In ogni disco di Damien Jurado l’America prende forma. In ogni disco del cantautore di Seattle si respira aria delle aride pianure desertiche del Mojave e delle cime nevose del Nevada. Vi si possono ammirare i magnifici paesaggi selvaggi dell’entroterra o scorgere i grigioscuri grattacieli newyorkesi. Nei dischi di Jurado l’America vive.
Questo vale dal 1997 (anno del debutto “Waters Ave S”) ad oggi, 21 gennaio 2014, giorno in cui vede la luce “Brothers and Sisters of the Eternal Son” undicesimo disco in studio che conferma Jurado come uno dei più interessanti e talentuosi cantautori folk statunitensi. è vero non sarà  un’artista capace di farsi riconoscere per il troppo estro tecnico. Le sue produzioni non sono mai state nulla di trascendentalmente originale. Ma gli accordi soffici e malinconici che Jurado è in grado di produrre alla fine ti si aggrappano addosso, vanno a toccare i nervi più sensibili producendo emozioni uniche.

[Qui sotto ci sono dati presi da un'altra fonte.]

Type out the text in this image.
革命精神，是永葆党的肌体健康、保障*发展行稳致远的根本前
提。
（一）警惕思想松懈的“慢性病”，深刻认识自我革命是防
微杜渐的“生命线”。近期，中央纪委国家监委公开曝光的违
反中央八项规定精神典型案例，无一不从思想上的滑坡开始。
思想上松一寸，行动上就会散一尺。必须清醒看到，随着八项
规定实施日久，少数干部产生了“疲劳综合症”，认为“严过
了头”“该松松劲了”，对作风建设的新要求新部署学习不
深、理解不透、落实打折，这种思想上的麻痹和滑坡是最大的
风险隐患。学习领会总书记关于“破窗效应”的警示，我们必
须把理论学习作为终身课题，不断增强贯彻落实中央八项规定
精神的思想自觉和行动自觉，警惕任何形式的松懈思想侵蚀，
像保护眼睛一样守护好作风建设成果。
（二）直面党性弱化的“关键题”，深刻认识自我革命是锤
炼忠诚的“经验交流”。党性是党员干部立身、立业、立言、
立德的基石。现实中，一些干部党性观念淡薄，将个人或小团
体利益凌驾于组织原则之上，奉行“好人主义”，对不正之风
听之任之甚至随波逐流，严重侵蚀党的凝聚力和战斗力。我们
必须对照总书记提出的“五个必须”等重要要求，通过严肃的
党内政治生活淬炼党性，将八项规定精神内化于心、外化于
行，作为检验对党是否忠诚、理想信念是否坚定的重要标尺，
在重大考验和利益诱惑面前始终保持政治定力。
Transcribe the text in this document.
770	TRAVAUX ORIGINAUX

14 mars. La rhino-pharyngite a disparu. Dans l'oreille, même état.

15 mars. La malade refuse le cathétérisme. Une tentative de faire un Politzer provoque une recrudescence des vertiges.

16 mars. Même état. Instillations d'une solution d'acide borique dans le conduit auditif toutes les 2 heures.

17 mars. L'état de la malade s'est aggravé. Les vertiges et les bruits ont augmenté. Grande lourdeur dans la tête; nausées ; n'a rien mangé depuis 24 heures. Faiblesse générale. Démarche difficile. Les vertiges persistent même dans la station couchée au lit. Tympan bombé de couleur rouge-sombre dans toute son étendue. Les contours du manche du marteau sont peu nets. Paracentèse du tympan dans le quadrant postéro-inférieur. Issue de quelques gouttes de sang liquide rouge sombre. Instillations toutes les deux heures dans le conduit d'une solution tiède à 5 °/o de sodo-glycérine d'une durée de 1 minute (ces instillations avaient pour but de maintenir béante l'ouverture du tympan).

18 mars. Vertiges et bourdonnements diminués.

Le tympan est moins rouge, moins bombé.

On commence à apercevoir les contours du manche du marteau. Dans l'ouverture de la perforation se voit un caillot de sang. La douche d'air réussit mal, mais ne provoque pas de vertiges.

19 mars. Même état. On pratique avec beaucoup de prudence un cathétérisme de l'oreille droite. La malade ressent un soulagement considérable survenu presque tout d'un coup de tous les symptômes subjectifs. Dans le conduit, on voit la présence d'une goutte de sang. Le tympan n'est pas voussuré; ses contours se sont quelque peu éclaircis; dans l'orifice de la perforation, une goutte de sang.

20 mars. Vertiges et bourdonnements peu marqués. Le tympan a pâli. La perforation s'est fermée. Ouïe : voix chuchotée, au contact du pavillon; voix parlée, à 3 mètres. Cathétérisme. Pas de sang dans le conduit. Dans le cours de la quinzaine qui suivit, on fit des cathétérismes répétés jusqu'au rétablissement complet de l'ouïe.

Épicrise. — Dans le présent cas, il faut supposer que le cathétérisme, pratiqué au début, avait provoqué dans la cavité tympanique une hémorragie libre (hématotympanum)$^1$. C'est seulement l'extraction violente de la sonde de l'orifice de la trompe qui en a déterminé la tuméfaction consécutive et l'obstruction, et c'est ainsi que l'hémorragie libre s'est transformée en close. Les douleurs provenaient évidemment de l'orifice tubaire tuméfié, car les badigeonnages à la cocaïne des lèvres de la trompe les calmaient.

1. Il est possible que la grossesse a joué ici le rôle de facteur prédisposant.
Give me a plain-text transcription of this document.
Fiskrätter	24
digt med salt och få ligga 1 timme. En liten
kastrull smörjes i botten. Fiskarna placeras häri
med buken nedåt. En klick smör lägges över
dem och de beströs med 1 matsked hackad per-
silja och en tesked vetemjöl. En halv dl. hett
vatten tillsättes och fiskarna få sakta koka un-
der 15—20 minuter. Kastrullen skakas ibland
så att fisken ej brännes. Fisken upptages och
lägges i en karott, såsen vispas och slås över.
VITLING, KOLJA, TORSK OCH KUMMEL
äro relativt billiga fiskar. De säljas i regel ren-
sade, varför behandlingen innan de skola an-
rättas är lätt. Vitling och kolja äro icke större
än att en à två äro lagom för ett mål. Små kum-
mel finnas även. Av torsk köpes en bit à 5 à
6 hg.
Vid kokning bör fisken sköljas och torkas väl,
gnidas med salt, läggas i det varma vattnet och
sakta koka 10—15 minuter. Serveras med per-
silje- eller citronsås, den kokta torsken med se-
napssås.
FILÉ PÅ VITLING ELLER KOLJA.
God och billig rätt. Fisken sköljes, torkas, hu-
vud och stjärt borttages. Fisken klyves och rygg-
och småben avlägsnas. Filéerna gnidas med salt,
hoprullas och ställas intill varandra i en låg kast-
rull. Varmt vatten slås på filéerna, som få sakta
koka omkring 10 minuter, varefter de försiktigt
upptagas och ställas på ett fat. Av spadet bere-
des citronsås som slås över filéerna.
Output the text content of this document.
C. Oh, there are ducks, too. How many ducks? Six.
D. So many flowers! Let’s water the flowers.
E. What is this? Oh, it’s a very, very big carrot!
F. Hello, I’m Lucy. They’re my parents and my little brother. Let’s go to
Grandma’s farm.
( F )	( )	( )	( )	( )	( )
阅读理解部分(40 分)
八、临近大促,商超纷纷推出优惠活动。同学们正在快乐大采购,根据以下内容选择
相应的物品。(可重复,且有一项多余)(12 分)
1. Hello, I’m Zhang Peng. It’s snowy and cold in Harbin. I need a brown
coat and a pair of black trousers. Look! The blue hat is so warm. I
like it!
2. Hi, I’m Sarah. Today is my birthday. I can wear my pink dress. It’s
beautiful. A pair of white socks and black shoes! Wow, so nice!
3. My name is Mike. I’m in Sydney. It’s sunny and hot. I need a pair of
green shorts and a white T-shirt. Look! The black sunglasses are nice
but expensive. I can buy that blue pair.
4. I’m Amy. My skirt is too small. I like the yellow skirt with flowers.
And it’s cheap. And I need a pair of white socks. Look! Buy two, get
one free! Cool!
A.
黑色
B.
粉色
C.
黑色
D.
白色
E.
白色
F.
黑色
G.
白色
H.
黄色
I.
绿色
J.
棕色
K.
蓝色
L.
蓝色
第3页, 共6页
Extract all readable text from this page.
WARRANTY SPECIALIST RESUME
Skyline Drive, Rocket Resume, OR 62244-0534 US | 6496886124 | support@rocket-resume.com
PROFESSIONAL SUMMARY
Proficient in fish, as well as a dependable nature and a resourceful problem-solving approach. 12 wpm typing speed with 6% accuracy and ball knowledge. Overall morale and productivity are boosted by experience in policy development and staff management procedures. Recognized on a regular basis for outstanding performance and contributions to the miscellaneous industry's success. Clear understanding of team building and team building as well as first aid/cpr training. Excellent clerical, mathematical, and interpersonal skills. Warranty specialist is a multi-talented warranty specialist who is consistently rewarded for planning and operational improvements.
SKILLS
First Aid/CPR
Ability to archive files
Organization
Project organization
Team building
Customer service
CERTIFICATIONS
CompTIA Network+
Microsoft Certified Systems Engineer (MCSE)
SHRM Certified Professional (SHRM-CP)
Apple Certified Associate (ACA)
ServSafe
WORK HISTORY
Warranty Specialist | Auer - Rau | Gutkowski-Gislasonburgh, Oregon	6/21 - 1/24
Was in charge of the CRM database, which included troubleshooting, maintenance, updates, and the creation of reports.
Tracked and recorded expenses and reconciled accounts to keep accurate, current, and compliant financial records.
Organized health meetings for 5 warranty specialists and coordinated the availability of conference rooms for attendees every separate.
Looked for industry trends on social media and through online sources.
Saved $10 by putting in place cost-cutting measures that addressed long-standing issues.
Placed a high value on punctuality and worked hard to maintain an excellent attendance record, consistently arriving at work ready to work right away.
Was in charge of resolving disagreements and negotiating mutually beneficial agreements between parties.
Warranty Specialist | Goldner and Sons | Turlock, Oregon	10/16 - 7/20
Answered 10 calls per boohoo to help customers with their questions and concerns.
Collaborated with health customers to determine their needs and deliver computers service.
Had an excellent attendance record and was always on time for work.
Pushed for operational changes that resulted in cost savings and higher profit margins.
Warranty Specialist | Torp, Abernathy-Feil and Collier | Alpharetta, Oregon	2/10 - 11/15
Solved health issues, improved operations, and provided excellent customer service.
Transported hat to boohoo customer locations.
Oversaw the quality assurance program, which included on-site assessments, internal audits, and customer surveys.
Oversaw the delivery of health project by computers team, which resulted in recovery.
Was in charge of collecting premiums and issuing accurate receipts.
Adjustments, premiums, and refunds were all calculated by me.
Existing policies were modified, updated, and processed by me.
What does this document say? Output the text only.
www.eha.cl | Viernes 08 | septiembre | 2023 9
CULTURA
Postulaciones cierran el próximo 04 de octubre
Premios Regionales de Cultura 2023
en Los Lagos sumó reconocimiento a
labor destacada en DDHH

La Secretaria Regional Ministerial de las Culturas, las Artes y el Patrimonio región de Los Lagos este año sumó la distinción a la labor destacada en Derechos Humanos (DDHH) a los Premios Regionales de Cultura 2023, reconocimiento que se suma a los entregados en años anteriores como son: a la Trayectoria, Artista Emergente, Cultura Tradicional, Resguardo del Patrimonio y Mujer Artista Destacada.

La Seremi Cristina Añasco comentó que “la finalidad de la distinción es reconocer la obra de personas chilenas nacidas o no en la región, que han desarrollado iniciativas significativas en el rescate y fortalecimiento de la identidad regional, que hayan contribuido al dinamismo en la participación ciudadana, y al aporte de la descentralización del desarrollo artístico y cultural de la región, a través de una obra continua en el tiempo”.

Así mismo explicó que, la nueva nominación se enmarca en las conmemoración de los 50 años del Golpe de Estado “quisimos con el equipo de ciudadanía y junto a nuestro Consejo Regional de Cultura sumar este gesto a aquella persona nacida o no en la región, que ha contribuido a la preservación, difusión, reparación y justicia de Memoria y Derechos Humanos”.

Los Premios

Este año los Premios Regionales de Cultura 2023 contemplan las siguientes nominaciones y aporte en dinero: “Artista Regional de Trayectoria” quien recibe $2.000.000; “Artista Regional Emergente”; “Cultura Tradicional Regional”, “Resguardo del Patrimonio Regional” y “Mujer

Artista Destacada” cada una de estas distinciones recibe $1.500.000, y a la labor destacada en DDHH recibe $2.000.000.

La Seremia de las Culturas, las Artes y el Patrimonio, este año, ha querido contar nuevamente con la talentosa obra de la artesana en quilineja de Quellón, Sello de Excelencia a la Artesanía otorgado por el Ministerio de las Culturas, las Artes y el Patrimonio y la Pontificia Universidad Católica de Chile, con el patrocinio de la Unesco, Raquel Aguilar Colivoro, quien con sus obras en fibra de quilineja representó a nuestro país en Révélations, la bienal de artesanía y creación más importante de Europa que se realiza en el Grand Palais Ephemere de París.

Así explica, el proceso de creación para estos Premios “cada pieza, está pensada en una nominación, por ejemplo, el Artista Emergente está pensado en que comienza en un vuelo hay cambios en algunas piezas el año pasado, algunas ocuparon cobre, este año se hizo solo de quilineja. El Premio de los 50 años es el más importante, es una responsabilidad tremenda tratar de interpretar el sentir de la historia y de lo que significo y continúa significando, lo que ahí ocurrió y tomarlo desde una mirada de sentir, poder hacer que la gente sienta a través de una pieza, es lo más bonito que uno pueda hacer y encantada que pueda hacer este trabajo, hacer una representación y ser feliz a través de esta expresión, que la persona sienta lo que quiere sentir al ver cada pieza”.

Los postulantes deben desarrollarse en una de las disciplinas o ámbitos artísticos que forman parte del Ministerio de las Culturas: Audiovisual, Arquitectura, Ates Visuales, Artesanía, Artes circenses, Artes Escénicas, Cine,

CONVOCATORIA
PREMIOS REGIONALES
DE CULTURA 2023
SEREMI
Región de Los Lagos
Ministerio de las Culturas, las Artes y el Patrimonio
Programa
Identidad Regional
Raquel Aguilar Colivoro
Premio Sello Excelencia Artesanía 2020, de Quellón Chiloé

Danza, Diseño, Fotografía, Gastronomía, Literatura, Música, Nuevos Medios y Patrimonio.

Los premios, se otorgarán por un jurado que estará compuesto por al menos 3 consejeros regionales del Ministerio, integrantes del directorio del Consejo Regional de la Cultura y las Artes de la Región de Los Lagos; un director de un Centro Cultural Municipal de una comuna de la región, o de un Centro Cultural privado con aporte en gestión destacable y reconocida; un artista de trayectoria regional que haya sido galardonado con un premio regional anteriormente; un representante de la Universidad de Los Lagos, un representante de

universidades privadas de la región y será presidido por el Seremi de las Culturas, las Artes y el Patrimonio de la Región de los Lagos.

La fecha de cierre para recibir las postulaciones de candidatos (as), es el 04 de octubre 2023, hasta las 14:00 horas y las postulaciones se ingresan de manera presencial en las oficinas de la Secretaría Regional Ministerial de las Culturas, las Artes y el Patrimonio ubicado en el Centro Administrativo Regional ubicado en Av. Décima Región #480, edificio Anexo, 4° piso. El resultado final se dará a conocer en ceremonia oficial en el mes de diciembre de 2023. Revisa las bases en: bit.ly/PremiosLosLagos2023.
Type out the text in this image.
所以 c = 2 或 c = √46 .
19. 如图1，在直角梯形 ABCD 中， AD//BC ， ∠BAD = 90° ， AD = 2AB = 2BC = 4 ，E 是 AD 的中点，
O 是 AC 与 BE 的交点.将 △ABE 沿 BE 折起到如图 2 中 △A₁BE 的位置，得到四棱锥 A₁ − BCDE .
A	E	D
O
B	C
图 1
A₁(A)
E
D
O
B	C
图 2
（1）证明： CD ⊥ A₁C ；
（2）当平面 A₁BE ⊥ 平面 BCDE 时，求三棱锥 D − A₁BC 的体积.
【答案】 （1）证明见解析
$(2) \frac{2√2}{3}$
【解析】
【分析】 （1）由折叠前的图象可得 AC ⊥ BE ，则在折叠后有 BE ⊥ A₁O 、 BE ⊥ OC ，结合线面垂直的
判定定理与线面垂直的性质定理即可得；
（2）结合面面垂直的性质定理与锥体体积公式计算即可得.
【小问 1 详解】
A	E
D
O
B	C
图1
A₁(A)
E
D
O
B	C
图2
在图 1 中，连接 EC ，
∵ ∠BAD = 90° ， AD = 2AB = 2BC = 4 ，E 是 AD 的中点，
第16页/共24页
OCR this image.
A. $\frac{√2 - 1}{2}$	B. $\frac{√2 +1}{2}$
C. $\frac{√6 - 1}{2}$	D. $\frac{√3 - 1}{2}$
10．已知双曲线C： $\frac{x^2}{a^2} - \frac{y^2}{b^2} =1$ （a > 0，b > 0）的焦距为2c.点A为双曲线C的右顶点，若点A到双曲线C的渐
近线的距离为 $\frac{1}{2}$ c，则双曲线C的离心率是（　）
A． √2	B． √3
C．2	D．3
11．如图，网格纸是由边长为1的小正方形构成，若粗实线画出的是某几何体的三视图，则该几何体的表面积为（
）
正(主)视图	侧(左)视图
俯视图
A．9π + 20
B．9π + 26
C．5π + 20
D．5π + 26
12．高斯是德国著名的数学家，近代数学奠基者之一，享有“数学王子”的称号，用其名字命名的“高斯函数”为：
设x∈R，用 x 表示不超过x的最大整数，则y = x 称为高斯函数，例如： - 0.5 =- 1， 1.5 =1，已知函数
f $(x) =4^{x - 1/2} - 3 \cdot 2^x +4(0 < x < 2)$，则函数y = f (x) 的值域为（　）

Damien Jurado è facile immaginarselo seduto in un bar buttato lungo una desolante strada del deserto a sorgeggiare caffè. Fuori, parcheggiato, il suo pickup e nel posteriore un carico pronto ad essere trasportato da una parte all’altra della superficie stella e strisce. Jurado potrebbe benissimo vestire i panni del tipico allevatore o boscaiolo americano e invece il suo talento è quello di costruire piccoli diamanti di musica folk. Come le leggiadre “Silver Timothy” e “Silver Donna” (una sorta di jam sixties di cui ci potremmo immaginare far parte i soliti Crosby, Stills&Nash e il meno datato Jonathan Wilson), le ballate piano voce “Metallic Cloud”, “Silver Katherine” e “Silver Joy”, le irrequiete “Jericho Road” o “Return To Maraqopa” e la più frizzante “Suns In Our Mind”.
Alla fine dei suoi 35 minuti “Brothers and Sisters of the Eternal Son” ti fa sentire come se avessi attraversato la ‘terra promessa’ da est ad ovest, da nord a sud. Con Damien Jurado lì a sussurrarti la colonna sonora perfetta. Non si potrebbe chiedere di meglio.